Minimed also uses a similar screw drive. The Disetronics is NOT
infinitely variable. Furthermore, given the 1 -3 hour duration of action
of even Humalog, it is physiologically impossible for your body to notice
the difference between a few minutes variation in basal pulse delivery.
<I looked at the pumping pressures of the two pumps, in the belief that would
<have some bearing on pumping through any obstructions in the tubing.
<Disetronic pumps at 2-3x higher pressures. It turns out that more Minimed
<users are complaining about non-delivery alarms. I worried that the higher
<pressures would induce pain during boluses. It doesn't.
I don't know that a greater PERCENTAGE of Minimed users complain
about "no delivery" alarms. On this list more complain, but 90% of those
on the list use Minimed. Higher pressure might not be that good if there
were an obstruction, since this higher pressure might: a) overdistend the
tubing b) shoot the obstruction into you.

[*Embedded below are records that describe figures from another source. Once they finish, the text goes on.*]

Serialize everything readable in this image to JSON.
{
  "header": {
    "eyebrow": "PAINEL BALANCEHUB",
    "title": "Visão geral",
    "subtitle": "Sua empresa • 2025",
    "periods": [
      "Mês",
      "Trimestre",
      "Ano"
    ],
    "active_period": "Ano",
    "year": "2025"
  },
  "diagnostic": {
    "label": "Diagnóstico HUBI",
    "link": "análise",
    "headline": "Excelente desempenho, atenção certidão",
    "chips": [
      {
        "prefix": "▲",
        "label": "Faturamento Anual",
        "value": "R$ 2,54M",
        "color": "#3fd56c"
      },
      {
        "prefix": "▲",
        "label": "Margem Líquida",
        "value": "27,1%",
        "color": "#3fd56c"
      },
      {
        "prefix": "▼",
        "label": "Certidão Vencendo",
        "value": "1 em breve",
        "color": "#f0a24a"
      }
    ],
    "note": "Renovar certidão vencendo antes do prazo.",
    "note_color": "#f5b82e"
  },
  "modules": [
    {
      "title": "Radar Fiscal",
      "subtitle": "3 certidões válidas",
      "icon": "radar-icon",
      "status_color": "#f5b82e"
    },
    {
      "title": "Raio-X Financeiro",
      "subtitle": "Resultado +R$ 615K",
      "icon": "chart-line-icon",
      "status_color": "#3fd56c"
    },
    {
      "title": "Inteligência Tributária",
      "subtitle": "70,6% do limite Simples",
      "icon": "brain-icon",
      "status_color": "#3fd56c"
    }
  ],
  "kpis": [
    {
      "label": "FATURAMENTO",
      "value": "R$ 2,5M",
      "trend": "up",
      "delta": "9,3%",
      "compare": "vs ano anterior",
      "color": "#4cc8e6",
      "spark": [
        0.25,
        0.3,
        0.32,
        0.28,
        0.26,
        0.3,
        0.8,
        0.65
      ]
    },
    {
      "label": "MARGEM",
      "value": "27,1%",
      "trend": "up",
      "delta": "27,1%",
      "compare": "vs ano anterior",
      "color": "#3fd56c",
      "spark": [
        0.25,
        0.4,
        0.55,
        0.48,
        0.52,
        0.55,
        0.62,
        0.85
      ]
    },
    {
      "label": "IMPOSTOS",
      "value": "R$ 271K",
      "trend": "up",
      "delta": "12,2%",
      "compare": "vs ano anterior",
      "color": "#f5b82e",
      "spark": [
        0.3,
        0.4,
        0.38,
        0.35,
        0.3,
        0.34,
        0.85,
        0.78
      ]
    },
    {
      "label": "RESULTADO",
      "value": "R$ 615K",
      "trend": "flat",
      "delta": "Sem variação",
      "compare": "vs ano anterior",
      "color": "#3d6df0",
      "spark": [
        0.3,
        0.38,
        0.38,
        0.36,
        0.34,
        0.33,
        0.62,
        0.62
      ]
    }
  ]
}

<The Disetronic can be operated without damage underwater without
<modification or addition of waterproof casings. This turned out to be
pretty important for me since I <swim regularly for extended periods of
time. Hanging the pump around one's neck,
<the Disetronic can be taken into the shower as well. Get your Minimed
really wet and you'll have to <return it for service.
As a regular swimmer, I can't imagine swimming with a little box
attached to me. (would destroy the smooth currents flowing around my
svelte bod :-). It's so easy to detach for 1/2 - 1 hour that even if I had
a Disetronic I would do the same. And why would anyone want to take a
shower with the pump and tubing getting in the way?
<<<<Plastic cartridges tend to degrade Humalog molecularly. The Humalog is
attracted ionically to the plastic wall of the cartridge. The plastic ones
also present more opportunity or propensity for contamination with air.
And even if they fill them just before placing the cartridge in the pump,
the Humalog remaining in the used factory-filled vial may be degraded as
well, perhaps by as much as 30 percent.>>>>>
I wonder where you dreamed up this "fact." It's just not true
that plastic degrades Humalog. I keep plastic syringes pre-filled for up
to a month, and my CHO/insulin ratio is not affected by this.